Geneva Guided Walk and Networking: Report
We were delighted by the turnout for our walking tour in Geneva on 30th October 2021. Despite the rain, we were able to welcome a lot of new faces to the IBN on our walking tour of the city.
Our wonderful tour guide Debra Kinson not only provided us with an insight into the diverse history of Geneva but also filled us in on Irish links to Geneva and Switzerland.
Our day started at the Brunswick Monument where we learnt about the somewhat eccentric Duke of Brunswick who had bequeathed his fortune to the city of Geneva on condition that a monument be built in his name. His legacy was also used to build the Grand Théâtre de Geneve. Our next stop was the Île Rousseau where we heard about the great Genevan philosopher, writer and composer, Jean-Jacques Rousseau, and many other literary connections to Geneva. Lord Byron, Mary and Percey Bysshe Shelley spent three (rainy) days together inside the Villa Diodati in Cologny creating stories to tell each other, which would subsequently inspire Mary Shelley to write Frankenstein.
Of course we could not speak about literary figures without mentioning James Joyce and his ties to Zürich, and we discovered that, following a trip to Switzerland, Oscar Wilde apparently stated “I don’t like Switzerland, it has produced nothing but theologians and waiters”.
We walked down to the Place du Molard where Debra filled us in on the history of the historical port and economical hub of the city. On our way to the Cathedral, where we heard about Jean Calvin and the Protestant Reformation in Geneva, we passed by the building where Henri Dunant, along with Gustave Moynier, Henri Dufour, Louis Appia and Theodore Maunoir, founded the International Committee of the Red Cross in 1863, which subsequently led to the signing of the first Geneva Convention in 1864.

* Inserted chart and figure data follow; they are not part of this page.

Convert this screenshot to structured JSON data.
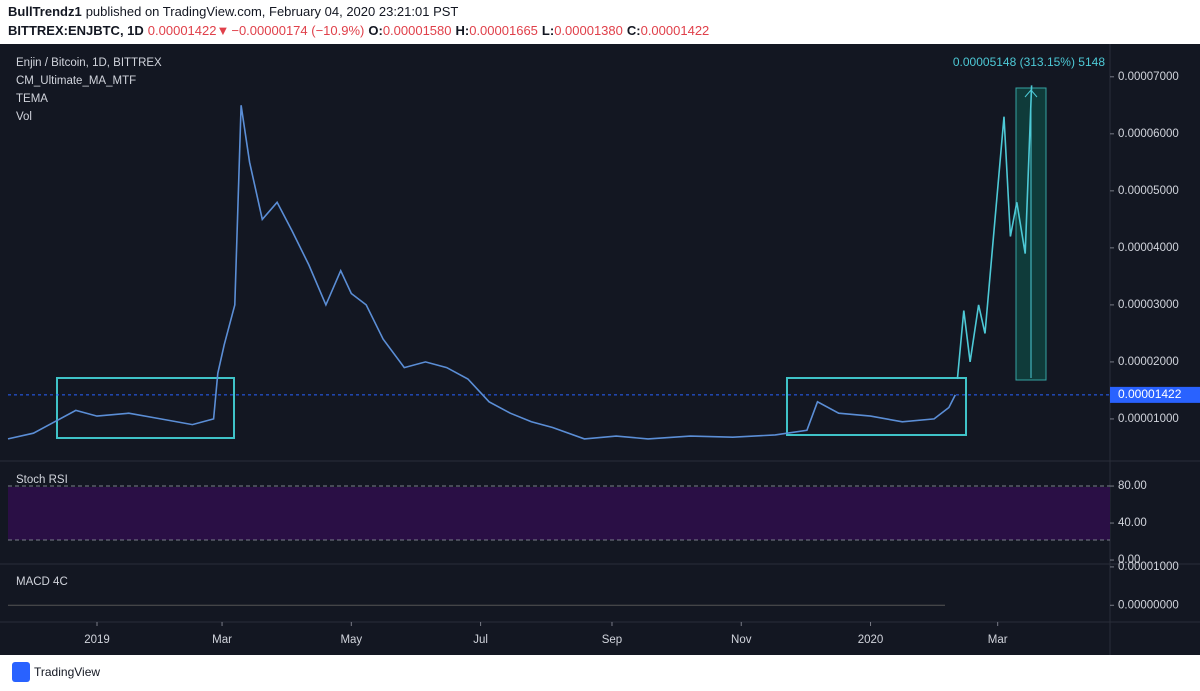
{
  "header": {
    "author": "BullTrendz1",
    "published": "published on TradingView.com, February 04, 2020 23:21:01 PST",
    "symbol": "BITTREX:ENJBTC, 1D",
    "last": "0.00001422",
    "arrow": "▼",
    "change": "−0.00000174 (−10.9%)",
    "ohlc": [
      {
        "label": "O:",
        "value": "0.00001580"
      },
      {
        "label": "H:",
        "value": "0.00001665"
      },
      {
        "label": "L:",
        "value": "0.00001380"
      },
      {
        "label": "C:",
        "value": "0.00001422"
      }
    ]
  },
  "chart_data": {
    "type": "line",
    "title": "Enjin / Bitcoin, 1D, BITTREX",
    "indicators": [
      "CM_Ultimate_MA_MTF",
      "TEMA",
      "Vol"
    ],
    "annotation": "0.00005148 (313.15%) 5148",
    "last_price": {
      "value": 1.422e-05,
      "label": "0.00001422"
    },
    "x": [
      -42,
      -30,
      -20,
      -10,
      0,
      15,
      30,
      45,
      55,
      57,
      60,
      65,
      68,
      72,
      78,
      85,
      92,
      100,
      108,
      115,
      120,
      127,
      135,
      145,
      155,
      165,
      175,
      185,
      195,
      205,
      215,
      230,
      245,
      260,
      280,
      300,
      320,
      335,
      340,
      350,
      365,
      380,
      395,
      402,
      405,
      406,
      409,
      412,
      416,
      419,
      428,
      431,
      434,
      438,
      441
    ],
    "series": [
      {
        "color": "#5b8ed6",
        "values": [
          6.5e-06,
          7.5e-06,
          9.5e-06,
          1.15e-05,
          1.05e-05,
          1.1e-05,
          1e-05,
          9e-06,
          1e-05,
          1.8e-05,
          2.3e-05,
          3e-05,
          6.5e-05,
          5.5e-05,
          4.5e-05,
          4.8e-05,
          4.3e-05,
          3.7e-05,
          3e-05,
          3.6e-05,
          3.2e-05,
          3e-05,
          2.4e-05,
          1.9e-05,
          2e-05,
          1.9e-05,
          1.7e-05,
          1.3e-05,
          1.1e-05,
          9.5e-06,
          8.5e-06,
          6.5e-06,
          7e-06,
          6.5e-06,
          7e-06,
          6.8e-06,
          7.2e-06,
          8e-06,
          1.3e-05,
          1.1e-05,
          1.05e-05,
          9.5e-06,
          1e-05,
          1.2e-05,
          1.422e-05,
          null,
          null,
          null,
          null,
          null,
          null,
          null,
          null,
          null,
          null
        ]
      },
      {
        "color": "#4dc9d6",
        "values": [
          null,
          null,
          null,
          null,
          null,
          null,
          null,
          null,
          null,
          null,
          null,
          null,
          null,
          null,
          null,
          null,
          null,
          null,
          null,
          null,
          null,
          null,
          null,
          null,
          null,
          null,
          null,
          null,
          null,
          null,
          null,
          null,
          null,
          null,
          null,
          null,
          null,
          null,
          null,
          null,
          null,
          null,
          null,
          null,
          null,
          1.7e-05,
          2.9e-05,
          2e-05,
          3e-05,
          2.5e-05,
          6.3e-05,
          4.2e-05,
          4.8e-05,
          3.9e-05,
          6.85e-05
        ]
      }
    ],
    "xlim": [
      -42,
      478
    ],
    "xticks": [
      {
        "value": 0,
        "label": "2019"
      },
      {
        "value": 59,
        "label": "Mar"
      },
      {
        "value": 120,
        "label": "May"
      },
      {
        "value": 181,
        "label": "Jul"
      },
      {
        "value": 243,
        "label": "Sep"
      },
      {
        "value": 304,
        "label": "Nov"
      },
      {
        "value": 365,
        "label": "2020"
      },
      {
        "value": 425,
        "label": "Mar"
      }
    ],
    "ylim": [
      2.8e-06,
      7.47e-05
    ],
    "yticks": [
      {
        "value": 1e-05,
        "label": "0.00001000"
      },
      {
        "value": 2e-05,
        "label": "0.00002000"
      },
      {
        "value": 3e-05,
        "label": "0.00003000"
      },
      {
        "value": 4e-05,
        "label": "0.00004000"
      },
      {
        "value": 5e-05,
        "label": "0.00005000"
      },
      {
        "value": 6e-05,
        "label": "0.00006000"
      },
      {
        "value": 7e-05,
        "label": "0.00007000"
      }
    ]
  },
  "stoch": {
    "title": "Stoch RSI",
    "ylim": [
      -3.2,
      106
    ],
    "yticks": [
      {
        "value": 80,
        "label": "80.00"
      },
      {
        "value": 40,
        "label": "40.00"
      },
      {
        "value": 0,
        "label": "0.00"
      }
    ]
  },
  "macd": {
    "title": "MACD 4C",
    "ylim": [
      -4.1e-06,
      1.05e-05
    ],
    "yticks": [
      {
        "value": 1e-05,
        "label": "0.00001000"
      },
      {
        "value": 0,
        "label": "0.00000000"
      }
    ]
  },
  "footer": {
    "brand": "TradingView"
  }
}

The group had an opportunity to get to know each other and network over lunch and it was great to see the enthusiastic response from the diverse group which brought together both younger and older members, as well as people working in the international sector, private sector and retirees.
Before moving over to the International Quarter, we visited the Reformation Wall, where we were somewhat surprised to find a statue of Oliver Cromwell. And while we were there, many of us were also quite surprised when Debra told us about the Geneva Barracks which was built in Co. Waterford in 1783 as a settlement for a group of disaffected citizens of Geneva following the Geneva Revolution of 1872.

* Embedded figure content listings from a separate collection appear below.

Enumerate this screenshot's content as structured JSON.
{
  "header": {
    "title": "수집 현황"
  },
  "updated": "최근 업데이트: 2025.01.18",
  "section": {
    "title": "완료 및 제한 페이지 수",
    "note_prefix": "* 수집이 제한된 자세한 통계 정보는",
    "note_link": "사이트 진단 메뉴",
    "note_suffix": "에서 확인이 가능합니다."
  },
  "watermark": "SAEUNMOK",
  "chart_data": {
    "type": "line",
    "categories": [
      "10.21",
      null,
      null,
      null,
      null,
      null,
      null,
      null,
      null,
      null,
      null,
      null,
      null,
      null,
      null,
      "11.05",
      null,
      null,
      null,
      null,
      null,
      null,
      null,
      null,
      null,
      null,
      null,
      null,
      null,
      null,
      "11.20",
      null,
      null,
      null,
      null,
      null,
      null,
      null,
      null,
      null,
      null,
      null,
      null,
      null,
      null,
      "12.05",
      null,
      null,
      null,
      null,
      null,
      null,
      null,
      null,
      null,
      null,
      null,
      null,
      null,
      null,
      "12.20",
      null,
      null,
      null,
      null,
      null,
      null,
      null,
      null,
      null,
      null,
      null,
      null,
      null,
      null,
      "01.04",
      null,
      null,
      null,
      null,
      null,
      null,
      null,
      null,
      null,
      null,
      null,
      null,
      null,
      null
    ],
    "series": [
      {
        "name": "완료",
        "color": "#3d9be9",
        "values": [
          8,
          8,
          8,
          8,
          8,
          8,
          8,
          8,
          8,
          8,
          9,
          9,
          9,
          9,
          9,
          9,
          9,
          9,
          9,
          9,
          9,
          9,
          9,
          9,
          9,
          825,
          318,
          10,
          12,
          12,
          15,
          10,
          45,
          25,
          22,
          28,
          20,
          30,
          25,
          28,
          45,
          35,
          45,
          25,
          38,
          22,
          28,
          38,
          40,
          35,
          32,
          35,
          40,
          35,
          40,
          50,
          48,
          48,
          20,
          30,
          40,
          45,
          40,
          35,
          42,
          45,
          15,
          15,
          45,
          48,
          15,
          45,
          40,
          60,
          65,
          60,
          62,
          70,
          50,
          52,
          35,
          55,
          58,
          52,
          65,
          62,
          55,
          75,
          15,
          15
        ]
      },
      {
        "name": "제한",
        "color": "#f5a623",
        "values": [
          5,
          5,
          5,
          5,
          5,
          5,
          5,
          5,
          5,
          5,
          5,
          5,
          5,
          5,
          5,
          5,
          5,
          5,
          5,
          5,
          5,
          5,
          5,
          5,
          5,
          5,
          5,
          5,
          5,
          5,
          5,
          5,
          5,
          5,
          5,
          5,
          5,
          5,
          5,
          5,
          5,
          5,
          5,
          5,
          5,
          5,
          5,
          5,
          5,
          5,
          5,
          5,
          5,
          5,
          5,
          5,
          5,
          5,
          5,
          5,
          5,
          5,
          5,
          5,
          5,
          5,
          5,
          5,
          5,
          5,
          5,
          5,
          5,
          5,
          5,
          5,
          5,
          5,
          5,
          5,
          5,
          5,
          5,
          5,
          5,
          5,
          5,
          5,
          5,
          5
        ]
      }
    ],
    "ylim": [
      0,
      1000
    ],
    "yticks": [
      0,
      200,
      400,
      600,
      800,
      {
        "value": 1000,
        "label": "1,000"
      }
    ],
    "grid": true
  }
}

After a short tram ride over to the Place des Nations, where we heard the history of the Broken Chair, we also learnt that Sean Lester, an Irish Diplomat, was the last Secretary-General of the League of Nations in 1946 before it was replaced by the United Nations. We noted a number of the UN agencies located in the quarter and as we walked down to finishing our tour at the Maison de la Paix, we passed by the UNHRC and noted that it was to take on the role here as UN High Commissioner for Human Rights in 1997 that Mary Robinson has resigned as President of Ireland.
We were delighted that despite the weather and the early start, many members of the group were happy to stay on after the end of the tour and continue to get to know each other and share experiences of living in Switzerland.